Résurrection : Cela peut paraître étrange que nous puissions être nés de nouveau par une résurrection, mais ce fut l’instrument que Dieu a utilisé pour créer Son Plan de salut. Dans ce sens, Christ fut né de nouveau dans un corps glorieux lors de Sa résurrection. « Et c’est lui qui est la tête du corps de l’Église ; il est le commencement, le premier-né d’entre les morts, afin qu’il tienne le premier rang en toutes choses » (Colossiens 1:18). Il est donc tout à fait normal que : « ceux qu’il a connus d’avance, il les a aussi prédestinés à être conformes à l’image de son Fils, afin que celui-ci soit le premier-né de plusieurs frères ; et ceux qu’il a prédestinés, il les a aussi appelés ; et ceux qu’il a appelés, il les a aussi justifiés ; et ceux qu’il a justifiés, il les a aussi glorifiés » (Romains 8:29-30).

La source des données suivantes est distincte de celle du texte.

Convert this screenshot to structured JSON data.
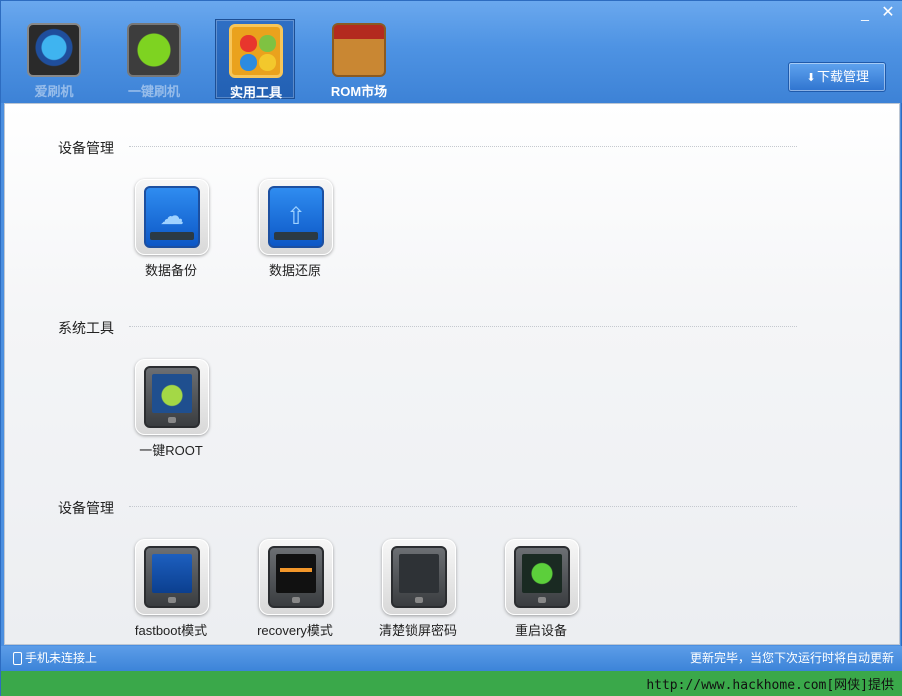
{
  "window": {
    "minimize_glyph": "_",
    "close_glyph": "✕"
  },
  "nav": {
    "tabs": [
      {
        "label": "爱刷机",
        "icon": "flash-machine-icon",
        "active": false
      },
      {
        "label": "一键刷机",
        "icon": "refresh-arrows-icon",
        "active": false
      },
      {
        "label": "实用工具",
        "icon": "tools-grid-icon",
        "active": true
      },
      {
        "label": "ROM市场",
        "icon": "market-stall-icon",
        "active": false
      }
    ],
    "manage_button": {
      "label": "下载管理",
      "icon": "download-arrow-icon"
    }
  },
  "sections": [
    {
      "title": "设备管理",
      "items": [
        {
          "label": "数据备份",
          "icon": "cloud-drive-icon"
        },
        {
          "label": "数据还原",
          "icon": "restore-drive-icon"
        }
      ]
    },
    {
      "title": "系统工具",
      "items": [
        {
          "label": "一键ROOT",
          "icon": "android-phone-icon"
        }
      ]
    },
    {
      "title": "设备管理",
      "items": [
        {
          "label": "fastboot模式",
          "icon": "fastboot-phone-icon"
        },
        {
          "label": "recovery模式",
          "icon": "recovery-phone-icon"
        },
        {
          "label": "清楚锁屏密码",
          "icon": "lock-pattern-phone-icon"
        },
        {
          "label": "重启设备",
          "icon": "power-phone-icon"
        }
      ]
    }
  ],
  "status": {
    "left": "手机未连接上",
    "right": "更新完毕，当您下次运行时将自动更新"
  },
  "watermark": "http://www.hackhome.com[网侠]提供",
  "colors": {
    "title_bar": "#4e93e3",
    "status_bar": "#4a8fde",
    "watermark_bar": "#3aa84a"
  }
}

Dans Colossiens 1:26-28, nous lisons : « Le mystère qui était caché dans tous les siècles et dans tous les âges, mais qui est maintenant manifesté à ses saints ; à qui Dieu a voulu faire connaître quelle est la richesse de la gloire de ce mystère parmi les Gentils ; savoir : Christ en vous, l’espérance de la gloire. C’est lui que nous annonçons, exhortant tout homme et enseignant tout homme en toute sagesse, afin de rendre tout homme parfait en Jésus-Christ. » Le fait que Christ soit vraiment en chaque chrétien est, non seulement un grand mystère, mais riche en gloire. En effet, c’est notre espérance et notre assurance de gloire dans l’âge à venir.

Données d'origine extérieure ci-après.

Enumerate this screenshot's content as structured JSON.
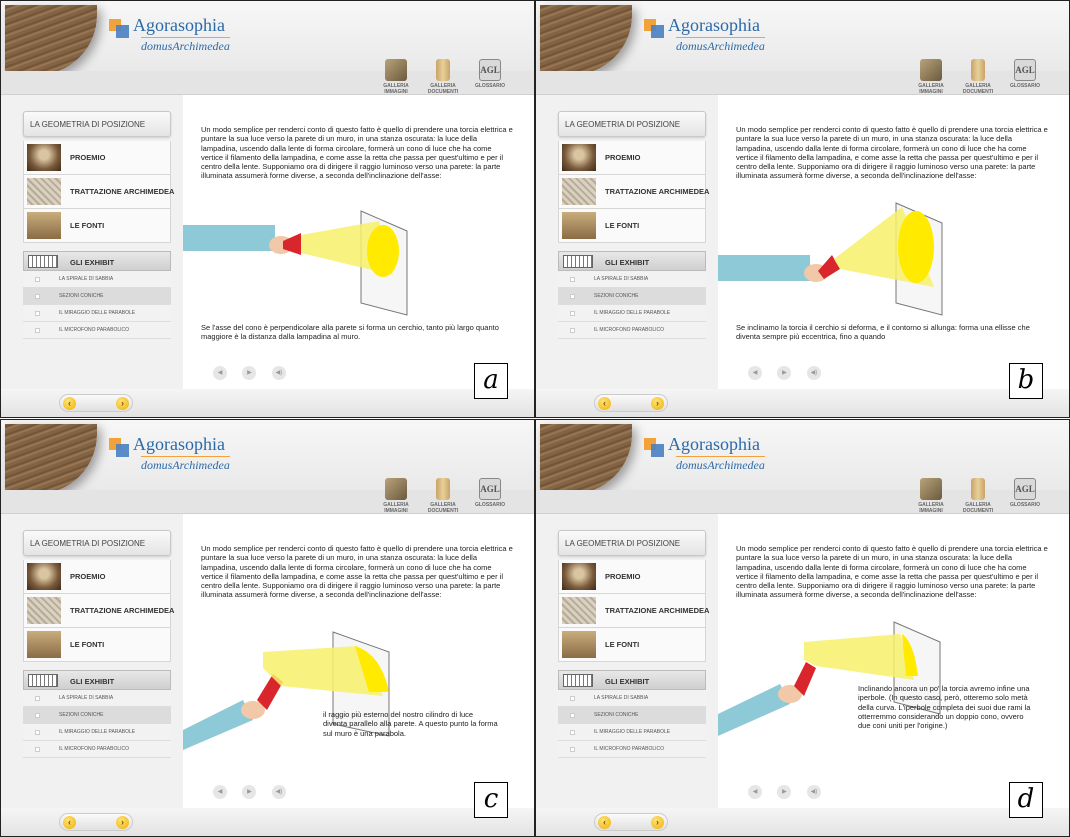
{
  "app": {
    "brand": "Agorasophia",
    "subbrand": "domusArchimedea"
  },
  "toolbar": {
    "gallery_images": "GALLERIA\nIMMAGINI",
    "gallery_docs": "GALLERIA\nDOCUMENTI",
    "glossary": "GLOSSARIO",
    "glossary_icon_text": "AGL"
  },
  "sidebar": {
    "section_title": "LA GEOMETRIA DI POSIZIONE",
    "items": [
      {
        "label": "PROEMIO"
      },
      {
        "label": "TRATTAZIONE ARCHIMEDEA"
      },
      {
        "label": "LE FONTI"
      }
    ],
    "exhibit_title": "GLI EXHIBIT",
    "exhibits": [
      {
        "label": "LA SPIRALE DI SABBIA"
      },
      {
        "label": "SEZIONI CONICHE"
      },
      {
        "label": "IL MIRAGGIO DELLE PARABOLE"
      },
      {
        "label": "IL MICROFONO PARABOLICO"
      }
    ],
    "active_exhibit": "SEZIONI CONICHE"
  },
  "intro_text": "Un modo semplice per renderci conto di questo fatto è quello di prendere una torcia elettrica e puntare la sua luce verso la parete di un muro, in una stanza oscurata: la luce della lampadina, uscendo dalla lente di forma circolare, formerà un cono di luce che ha come vertice il filamento della lampadina, e come asse la retta che passa per quest'ultimo e per il centro della lente. Supponiamo ora di dirigere il raggio luminoso verso una parete: la parte illuminata assumerà forme diverse, a seconda dell'inclinazione dell'asse:",
  "panels": [
    {
      "letter": "a",
      "caption": "Se l'asse del cono è perpendicolare alla parete si forma un cerchio, tanto più largo quanto maggiore è la distanza dalla lampadina al muro."
    },
    {
      "letter": "b",
      "caption": "Se inclinamo la torcia il cerchio si deforma, e il contorno si allunga: forma una ellisse che diventa sempre più eccentrica, fino a quando"
    },
    {
      "letter": "c",
      "caption": "il raggio più esterno del nostro cilindro di luce diventa parallelo alla parete. A questo punto la forma  sul muro è una parabola."
    },
    {
      "letter": "d",
      "caption": "Inclinando ancora un po' la torcia avremo infine una iperbole. (In questo caso, però, otteremo solo metà della curva. L'iperbole completa dei suoi due rami la otterremmo considerando un doppio cono, ovvero due coni uniti per l'origine.)"
    }
  ],
  "controls": {
    "back": "◀",
    "play": "▶",
    "audio": "◀)"
  },
  "pager": {
    "prev": "‹",
    "next": "›"
  },
  "colors": {
    "brand_blue": "#2b6aa8",
    "brand_orange": "#f2a23a",
    "light_beam": "#f7f06a",
    "light_spot": "#ffea00",
    "sleeve": "#8ec9d8",
    "torch": "#d8262c"
  }
}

Comment Christ peut-Il être assis à la droite de la Majesté divine dans les lieux très hauts et, malgré cela, vivre en nous, c’est sûrement un mystère, quoique pourtant vrai. Il a Lui-même déclaré ceci à Ses disciples : « Si quelqu’un m’aime, il gardera ma parole, et mon Père l’aimera, et nous viendrons à lui, et nous ferons notre demeure chez lui » (Jean 14:23). Et dans Jean 15:4-5 : « Demeurez en moi, et moi, je demeurerai en vous. Comme le sarment ne peut porter du fruit de lui-même, s’il ne demeure au cep, vous non plus, si vous ne demeurez en moi. Je suis le cep, et vous les sarments. Celui qui demeure en moi, et en qui je demeure, porte beaucoup de fruit ; car sans moi, vous ne pouvez rien faire. »

L’apôtre Paul a confirmé cette grande vérité lorsqu’il a déclaré, dans Galates 2:20 : « Je suis crucifié avec Christ, et si je vis, ce n’est plus moi, mais c’est Christ qui vit en moi ; et si je vis encore dans la chair, je vis dans la foi au Fils de Dieu qui m’a aimé, et qui s’est donné lui-même pour moi. » Une des prières de Paul pour les Éphésiens fut : « Afin que Christ habite dans vos cœurs par la foi » (Éphésiens 3:17). Le mystère à savoir comment Christ peut faire cela est expliqué dans Jean 14:15-17, lorsque Jésus a déclaré : « Si vous m’aimez, gardez mes commandements. Et je prierai le Père, qui vous donnera un autre Consolateur, pour demeurer éternellement avec vous, l’Esprit de vérité, que le monde ne peut recevoir, parce qu’il ne le voit point et ne le connaît point ; mais vous, vous le connaissez, parce qu’il demeure avec vous, et qu’il sera en vous. »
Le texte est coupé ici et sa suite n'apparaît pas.